In the most common arrangement, the surrogate (stand-in) mother agrees to be artificially inseminated with the sperm of the fertile husband. Alternatively, the surrogate mother may be impregnated with an embryo (fertilized egg) produced by the wife’s or another woman’s egg. In either case, what happens is that the surrogate mother carries the pregnancy until delivery, and then, as stated in the contract, relinquishes the infant to the couple initiating the contract along with all her parental rights and responsibilities.

Vanguard recognizes that in a society like ours in which procreation is a culturally and socially treasured quality, every effort towards enabling or assisting infertile couples to become parents, deserves to be encouraged if only to remove the stigma cast over the plight of innumerable couples battling with one problem of infertility or the other.

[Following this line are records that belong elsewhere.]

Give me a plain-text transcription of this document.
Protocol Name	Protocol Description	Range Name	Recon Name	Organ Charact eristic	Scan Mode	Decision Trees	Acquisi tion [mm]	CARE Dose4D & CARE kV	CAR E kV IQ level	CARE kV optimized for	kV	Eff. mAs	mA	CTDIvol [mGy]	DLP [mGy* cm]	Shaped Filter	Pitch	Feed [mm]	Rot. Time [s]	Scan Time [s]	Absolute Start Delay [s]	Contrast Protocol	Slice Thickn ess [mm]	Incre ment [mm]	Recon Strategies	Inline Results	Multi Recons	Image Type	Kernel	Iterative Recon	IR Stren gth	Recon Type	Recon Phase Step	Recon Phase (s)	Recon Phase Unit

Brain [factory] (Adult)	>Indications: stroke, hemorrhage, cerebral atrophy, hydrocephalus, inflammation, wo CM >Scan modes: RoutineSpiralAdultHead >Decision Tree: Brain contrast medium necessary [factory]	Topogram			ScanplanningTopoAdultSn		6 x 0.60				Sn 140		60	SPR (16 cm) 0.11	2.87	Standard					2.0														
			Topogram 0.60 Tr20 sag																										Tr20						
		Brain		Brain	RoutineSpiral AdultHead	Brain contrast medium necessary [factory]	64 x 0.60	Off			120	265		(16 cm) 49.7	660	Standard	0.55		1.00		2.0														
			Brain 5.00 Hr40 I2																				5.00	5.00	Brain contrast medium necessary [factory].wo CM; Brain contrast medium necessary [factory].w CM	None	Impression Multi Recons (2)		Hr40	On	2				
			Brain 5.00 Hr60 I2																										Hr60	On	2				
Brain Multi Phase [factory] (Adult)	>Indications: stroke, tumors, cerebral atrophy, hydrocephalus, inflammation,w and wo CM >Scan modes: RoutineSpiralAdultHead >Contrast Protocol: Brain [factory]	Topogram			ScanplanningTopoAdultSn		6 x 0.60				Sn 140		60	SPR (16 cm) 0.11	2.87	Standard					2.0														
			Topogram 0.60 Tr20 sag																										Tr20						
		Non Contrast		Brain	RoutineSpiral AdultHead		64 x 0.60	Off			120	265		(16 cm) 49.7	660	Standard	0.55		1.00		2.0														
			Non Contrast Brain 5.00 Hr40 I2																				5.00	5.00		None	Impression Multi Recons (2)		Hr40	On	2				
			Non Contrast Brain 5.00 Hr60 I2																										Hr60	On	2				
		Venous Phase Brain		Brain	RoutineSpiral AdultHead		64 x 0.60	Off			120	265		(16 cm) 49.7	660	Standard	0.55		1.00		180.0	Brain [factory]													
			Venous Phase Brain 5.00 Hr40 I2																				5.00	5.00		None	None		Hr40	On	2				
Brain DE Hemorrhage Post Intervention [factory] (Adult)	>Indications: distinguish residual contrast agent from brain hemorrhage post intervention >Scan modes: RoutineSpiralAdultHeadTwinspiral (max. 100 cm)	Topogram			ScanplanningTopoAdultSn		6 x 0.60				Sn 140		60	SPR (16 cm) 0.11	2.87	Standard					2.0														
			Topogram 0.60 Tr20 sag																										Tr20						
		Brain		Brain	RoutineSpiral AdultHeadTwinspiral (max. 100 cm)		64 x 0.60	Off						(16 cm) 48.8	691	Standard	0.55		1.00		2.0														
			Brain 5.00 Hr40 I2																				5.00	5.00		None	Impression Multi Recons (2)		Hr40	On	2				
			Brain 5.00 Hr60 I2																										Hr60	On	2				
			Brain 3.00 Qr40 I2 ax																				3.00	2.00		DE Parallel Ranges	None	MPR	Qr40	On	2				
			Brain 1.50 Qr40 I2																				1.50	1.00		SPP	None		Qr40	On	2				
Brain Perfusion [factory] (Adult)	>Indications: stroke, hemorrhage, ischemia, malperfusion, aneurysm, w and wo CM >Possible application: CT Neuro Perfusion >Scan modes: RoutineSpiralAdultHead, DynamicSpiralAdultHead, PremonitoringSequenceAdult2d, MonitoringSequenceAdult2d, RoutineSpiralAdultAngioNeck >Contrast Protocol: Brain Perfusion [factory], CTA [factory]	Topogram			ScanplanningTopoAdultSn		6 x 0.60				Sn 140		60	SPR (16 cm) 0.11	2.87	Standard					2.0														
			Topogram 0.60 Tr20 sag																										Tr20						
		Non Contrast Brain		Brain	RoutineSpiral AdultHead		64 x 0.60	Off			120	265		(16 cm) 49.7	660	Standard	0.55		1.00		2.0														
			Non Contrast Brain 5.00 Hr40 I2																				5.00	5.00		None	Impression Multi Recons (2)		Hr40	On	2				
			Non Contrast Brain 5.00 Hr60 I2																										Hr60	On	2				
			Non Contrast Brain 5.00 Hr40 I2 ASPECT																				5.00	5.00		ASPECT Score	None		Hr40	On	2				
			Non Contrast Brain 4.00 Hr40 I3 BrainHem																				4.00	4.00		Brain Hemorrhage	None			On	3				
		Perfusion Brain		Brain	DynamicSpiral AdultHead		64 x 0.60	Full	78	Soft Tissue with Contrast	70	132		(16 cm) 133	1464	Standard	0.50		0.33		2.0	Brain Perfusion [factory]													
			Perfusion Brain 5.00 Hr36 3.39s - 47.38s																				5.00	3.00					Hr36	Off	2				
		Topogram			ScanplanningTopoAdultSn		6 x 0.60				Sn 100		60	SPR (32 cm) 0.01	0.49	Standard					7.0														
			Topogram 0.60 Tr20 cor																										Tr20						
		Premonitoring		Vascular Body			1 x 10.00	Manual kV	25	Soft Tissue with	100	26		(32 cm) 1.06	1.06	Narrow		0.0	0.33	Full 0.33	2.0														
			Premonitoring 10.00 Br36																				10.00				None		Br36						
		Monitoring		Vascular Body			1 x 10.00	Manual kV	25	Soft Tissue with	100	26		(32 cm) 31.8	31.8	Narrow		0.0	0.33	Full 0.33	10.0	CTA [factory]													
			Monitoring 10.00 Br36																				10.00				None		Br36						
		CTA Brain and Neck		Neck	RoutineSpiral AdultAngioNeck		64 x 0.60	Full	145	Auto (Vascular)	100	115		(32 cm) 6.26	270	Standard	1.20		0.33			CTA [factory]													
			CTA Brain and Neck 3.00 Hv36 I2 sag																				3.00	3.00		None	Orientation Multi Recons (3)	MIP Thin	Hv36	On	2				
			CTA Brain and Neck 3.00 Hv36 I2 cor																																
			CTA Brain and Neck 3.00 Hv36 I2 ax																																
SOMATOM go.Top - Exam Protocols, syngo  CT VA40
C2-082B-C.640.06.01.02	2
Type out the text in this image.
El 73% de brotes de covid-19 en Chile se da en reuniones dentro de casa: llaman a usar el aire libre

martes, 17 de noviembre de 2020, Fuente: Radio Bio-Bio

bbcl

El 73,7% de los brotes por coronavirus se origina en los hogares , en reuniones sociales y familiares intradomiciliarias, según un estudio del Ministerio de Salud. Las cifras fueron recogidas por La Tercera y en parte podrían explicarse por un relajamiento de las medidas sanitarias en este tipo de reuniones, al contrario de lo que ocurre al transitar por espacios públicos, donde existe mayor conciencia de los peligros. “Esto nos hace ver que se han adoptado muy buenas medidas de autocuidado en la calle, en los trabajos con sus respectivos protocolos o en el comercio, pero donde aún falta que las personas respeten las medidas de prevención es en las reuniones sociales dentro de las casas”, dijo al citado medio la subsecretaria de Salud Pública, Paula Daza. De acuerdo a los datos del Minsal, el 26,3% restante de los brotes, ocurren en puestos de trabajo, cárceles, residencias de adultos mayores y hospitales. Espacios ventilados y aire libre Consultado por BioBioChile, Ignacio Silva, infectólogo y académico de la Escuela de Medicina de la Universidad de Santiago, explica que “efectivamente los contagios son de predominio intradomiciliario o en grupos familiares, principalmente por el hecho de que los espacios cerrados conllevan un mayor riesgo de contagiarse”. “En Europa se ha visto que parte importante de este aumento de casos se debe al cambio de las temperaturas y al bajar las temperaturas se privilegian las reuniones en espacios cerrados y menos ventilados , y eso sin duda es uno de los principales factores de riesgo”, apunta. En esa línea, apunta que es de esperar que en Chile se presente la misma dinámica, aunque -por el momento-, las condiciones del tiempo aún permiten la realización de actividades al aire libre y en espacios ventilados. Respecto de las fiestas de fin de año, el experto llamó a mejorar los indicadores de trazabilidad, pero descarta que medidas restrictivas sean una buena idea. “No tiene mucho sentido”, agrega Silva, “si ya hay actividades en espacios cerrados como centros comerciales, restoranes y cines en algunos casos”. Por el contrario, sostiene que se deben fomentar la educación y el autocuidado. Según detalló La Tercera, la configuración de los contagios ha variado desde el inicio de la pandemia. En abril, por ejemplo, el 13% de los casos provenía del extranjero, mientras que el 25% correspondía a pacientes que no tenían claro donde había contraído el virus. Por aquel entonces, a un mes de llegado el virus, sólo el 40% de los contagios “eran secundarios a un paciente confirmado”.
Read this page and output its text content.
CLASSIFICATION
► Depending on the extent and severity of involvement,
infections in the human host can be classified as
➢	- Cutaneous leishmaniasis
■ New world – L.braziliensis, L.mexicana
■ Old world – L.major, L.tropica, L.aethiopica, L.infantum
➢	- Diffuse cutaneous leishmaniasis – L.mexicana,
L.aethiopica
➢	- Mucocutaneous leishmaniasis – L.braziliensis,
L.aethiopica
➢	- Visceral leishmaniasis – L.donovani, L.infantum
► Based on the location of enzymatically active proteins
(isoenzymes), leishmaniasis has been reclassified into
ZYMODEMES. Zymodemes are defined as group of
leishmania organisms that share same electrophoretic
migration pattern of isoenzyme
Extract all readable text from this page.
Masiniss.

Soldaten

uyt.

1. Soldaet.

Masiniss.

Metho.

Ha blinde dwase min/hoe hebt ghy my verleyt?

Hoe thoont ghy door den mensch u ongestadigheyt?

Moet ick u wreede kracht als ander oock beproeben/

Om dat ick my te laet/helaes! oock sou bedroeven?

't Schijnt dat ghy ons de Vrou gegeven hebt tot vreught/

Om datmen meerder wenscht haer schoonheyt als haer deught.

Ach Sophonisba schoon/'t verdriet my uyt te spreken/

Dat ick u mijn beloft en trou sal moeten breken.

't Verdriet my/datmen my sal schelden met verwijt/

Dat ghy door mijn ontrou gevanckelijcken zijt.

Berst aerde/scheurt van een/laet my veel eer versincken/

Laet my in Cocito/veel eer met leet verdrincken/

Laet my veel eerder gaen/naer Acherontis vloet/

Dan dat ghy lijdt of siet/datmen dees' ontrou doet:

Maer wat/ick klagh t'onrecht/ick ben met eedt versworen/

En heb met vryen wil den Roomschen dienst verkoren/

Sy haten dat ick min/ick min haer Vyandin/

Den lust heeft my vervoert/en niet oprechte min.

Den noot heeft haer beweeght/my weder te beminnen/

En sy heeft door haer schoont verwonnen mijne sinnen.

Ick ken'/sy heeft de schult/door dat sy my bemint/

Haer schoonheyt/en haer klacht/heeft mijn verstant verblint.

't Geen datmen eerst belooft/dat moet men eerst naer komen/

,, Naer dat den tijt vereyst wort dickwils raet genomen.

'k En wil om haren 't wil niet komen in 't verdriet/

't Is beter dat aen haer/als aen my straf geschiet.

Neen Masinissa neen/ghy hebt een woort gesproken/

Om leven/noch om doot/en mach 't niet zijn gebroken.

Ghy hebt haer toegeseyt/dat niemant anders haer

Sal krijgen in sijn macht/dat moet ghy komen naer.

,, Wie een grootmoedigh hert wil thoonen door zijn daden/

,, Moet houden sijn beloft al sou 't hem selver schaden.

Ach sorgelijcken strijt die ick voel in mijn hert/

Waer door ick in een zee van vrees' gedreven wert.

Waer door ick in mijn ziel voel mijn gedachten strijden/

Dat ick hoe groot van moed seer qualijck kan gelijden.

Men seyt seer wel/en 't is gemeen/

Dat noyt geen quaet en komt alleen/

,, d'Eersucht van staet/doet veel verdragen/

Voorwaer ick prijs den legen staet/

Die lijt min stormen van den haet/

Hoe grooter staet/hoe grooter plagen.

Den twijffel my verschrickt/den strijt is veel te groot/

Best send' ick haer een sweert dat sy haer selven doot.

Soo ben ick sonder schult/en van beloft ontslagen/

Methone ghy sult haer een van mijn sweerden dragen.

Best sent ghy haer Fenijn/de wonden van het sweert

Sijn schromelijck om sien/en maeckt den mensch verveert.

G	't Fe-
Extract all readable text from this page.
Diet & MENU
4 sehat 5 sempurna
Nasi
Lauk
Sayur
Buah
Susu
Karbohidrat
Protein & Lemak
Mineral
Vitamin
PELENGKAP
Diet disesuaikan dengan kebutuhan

However, we wish to note that even though the decision to participate in a surrogate motherhood arrangement or other assisted reproductive techniques like IVF or ICSI, ultimately lies with the concerned individual, it is expedient to call on government and related constituted authorities to begin to put in place appropriate regulation procedures through which the moral, ethical and religious views arising from available infertility management methods can be tackled.

Adoption of a regulation policy for assisted conception in Nigeria now and in the foreseeable future, would not only bring about a standardization of the procedures, it would also help maintain the credibility of the medical practitioners and guarantee improvement of services offered while protecting the interest of all participating parties. It would also put the nation at par with countries like the United Kingdom, Australia, France, Germany, the Scandinavian countries and the United States of America, amongst others, where the quality management and assurance systems put in place for assisted reproductive techniques, are as defined by individual statutes or in compliance to international standards organizations.

Currently, no such guidelines exist in Nigeria, either in form of principles to help in educating the public about the causes, detection, treatment, and prevention of infertility, or as recommendations to ensure that interests of parties involved in such procedures are adequately protected.